Marketing a Reluctant Star
Asked whether IDG Executive Forums was trading on his reputation as a journalist to promote Agenda 2002, James Fallows, first-time executive producer and veteran journalist, says no. “On the contrary. A very small minority of potential attendees had heard of me in the journalistic world. If you look at the promotional literature for the conference, it's about themes in high-tech. The marketing attention was on the themes, not me.”
To Lia Lorenzano, president of IDG Executive Forums, which owns Agenda, Fallows is “a star in his own right.” She cites his long experience as a journalist, his (well-received) appearance at the 1998 Agenda meeting, and his skills as a live interviewer. “He's so good on stage — he had them enraptured,” she says. “That's not easy with this audience; they're a tough crowd.”
Fallows was an important presence in the early stages of promotion for this year's Agenda, says Lorenzano. “We held a series of cocktail receptions in Palo Alto, San Francisco, Boston, and New York City to introduce him to industry people. They were useful not only as promotional activities but as opportunities for Jim to meet with potential attendees and ask them what their concerns were.”
As much as Fallows may discount his role in promoting Agenda, there can be no doubt that he has achieved a kind of star status in the aftermath. For example, visitors to the Agenda Web site can order “Jim's Top Ten CDs.” Says Lorenzano, “He got really interested in the walk-on and walk-off music. We don't usually see executive producers work at that level of detail. But he was into it, and now people can order the CDs the music came from.”
The Impact of 9/11
Agenda 2002 was one of the first big tech industry meetings to take place after the terror attacks on New York City and Washington, D.C. The incident took a toll on attendance for the October 4-11 event, says Lia Lorenzano, president of IDG Executive Forums. “Ordinarily, we cap attendance at 450, with a waiting list. By September 9, we were on track to sell out in two weeks. After September 11, registrations all but dried up. In the end, we had 380 paid attendees.”
In fact, some attendees who canceled reregistered after IDG sent out an e-mail outlining new security arrangements, according to Bob Bruce, operations director for IDG Executive Forums. “Some of them [the reregistrations] weren't because the attendees needed reassurance, but because their families did,” he says.

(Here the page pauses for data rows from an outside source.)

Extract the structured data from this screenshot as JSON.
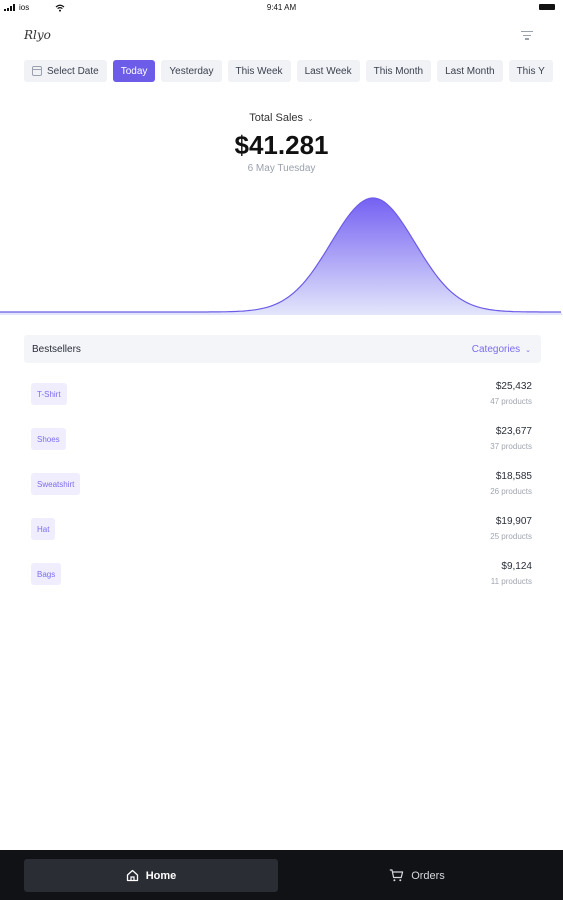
{
  "status_bar": {
    "carrier": "ios",
    "time": "9:41 AM"
  },
  "header": {
    "logo_text": "Rlyo"
  },
  "date_filters": [
    {
      "label": "Select Date",
      "icon": "calendar-icon",
      "active": false
    },
    {
      "label": "Today",
      "active": true
    },
    {
      "label": "Yesterday",
      "active": false
    },
    {
      "label": "This Week",
      "active": false
    },
    {
      "label": "Last Week",
      "active": false
    },
    {
      "label": "This Month",
      "active": false
    },
    {
      "label": "Last Month",
      "active": false
    },
    {
      "label": "This Y",
      "active": false
    }
  ],
  "sales": {
    "label": "Total Sales",
    "value": "$41.281",
    "date": "6 May Tuesday"
  },
  "chart_data": {
    "type": "area",
    "shape": "bell curve",
    "peak_position": "center-right",
    "color": "#6c5ce7"
  },
  "bestsellers": {
    "title": "Bestsellers",
    "categories_label": "Categories",
    "items": [
      {
        "name": "T-Shirt",
        "amount": "$25,432",
        "count": "47 products"
      },
      {
        "name": "Shoes",
        "amount": "$23,677",
        "count": "37 products"
      },
      {
        "name": "Sweatshirt",
        "amount": "$18,585",
        "count": "26 products"
      },
      {
        "name": "Hat",
        "amount": "$19,907",
        "count": "25 products"
      },
      {
        "name": "Bags",
        "amount": "$9,124",
        "count": "11 products"
      }
    ]
  },
  "bottom_nav": {
    "home_label": "Home",
    "orders_label": "Orders"
  },
  "colors": {
    "accent": "#6c5ce7",
    "nav_background": "#111216"
  }
}
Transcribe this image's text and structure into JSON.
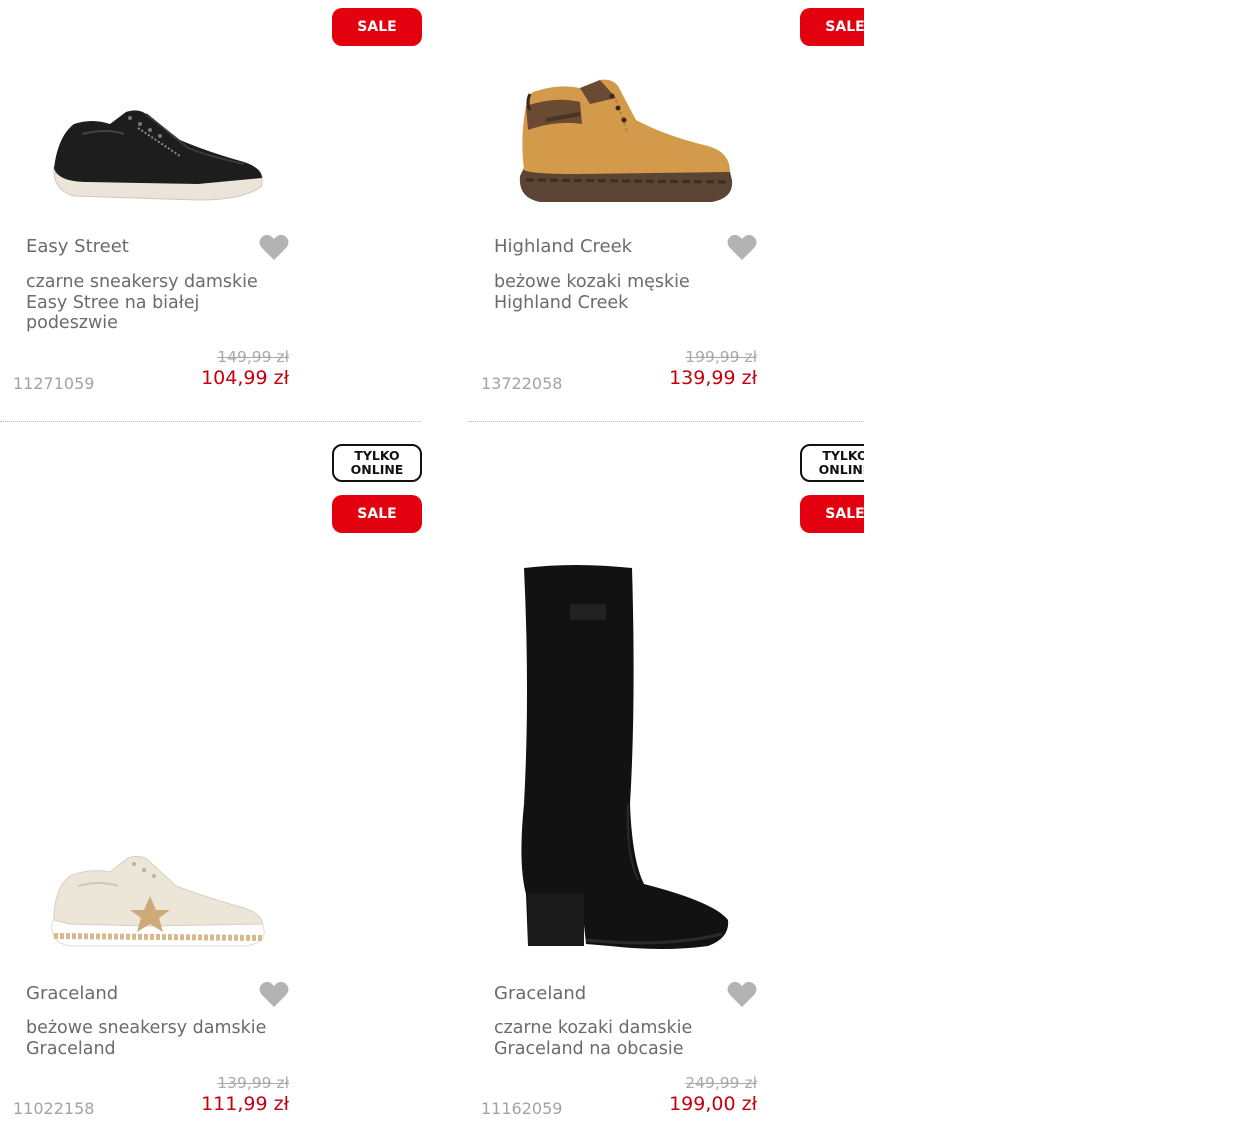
{
  "products": [
    {
      "brand": "Easy Street",
      "title": "czarne sneakersy damskie Easy Stree na białej podeszwie",
      "old_price": "149,99 zł",
      "price": "104,99 zł",
      "sku": "11271059",
      "badges": [
        "SALE"
      ],
      "image_icon": "black-sneaker-icon"
    },
    {
      "brand": "Highland Creek",
      "title": "beżowe kozaki męskie Highland Creek",
      "old_price": "199,99 zł",
      "price": "139,99 zł",
      "sku": "13722058",
      "badges": [
        "SALE"
      ],
      "image_icon": "tan-boot-icon"
    },
    {
      "brand": "Graceland",
      "title": "beżowe sneakersy damskie Graceland",
      "old_price": "139,99 zł",
      "price": "111,99 zł",
      "sku": "11022158",
      "badges": [
        "TYLKO\nONLINE",
        "SALE"
      ],
      "image_icon": "beige-sneaker-icon"
    },
    {
      "brand": "Graceland",
      "title": "czarne kozaki damskie Graceland na obcasie",
      "old_price": "249,99 zł",
      "price": "199,00 zł",
      "sku": "11162059",
      "badges": [
        "TYLKO\nONLINE",
        "SALE"
      ],
      "image_icon": "black-tall-boot-icon"
    }
  ],
  "colors": {
    "sale_red": "#e3000f",
    "price_red": "#c4000e",
    "text_gray": "#6b6b6b",
    "heart_gray": "#b3b3b3"
  }
}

The e-mail explained that Agenda would require a photo ID as well as a name tag for admission to conference areas, and there would be inspection of all handbags and backpacks. “After the first half-day, people came up to the doors with their bags half-open,” says Bruce. Some people thanked us for the security arrangements.” Bruce also hired off-duty police to patrol the area and notified the local FBI office that the meeting was taking place.
Host resort, The Phoenician in Scottsdale, Ariz., helped out by installing additional security cameras and by agreeing to close off the back entrance to the hotel. Bruce also met with the hotel general manager and security people to address issues that might come up. “We weren't so much worried that anything would happen at the conference, but that an incident somewhere else might cause the airlines to shut down,” he says. “Fortunately for us, The Phoenician had experience with this, having had a conference in-house on September 11.”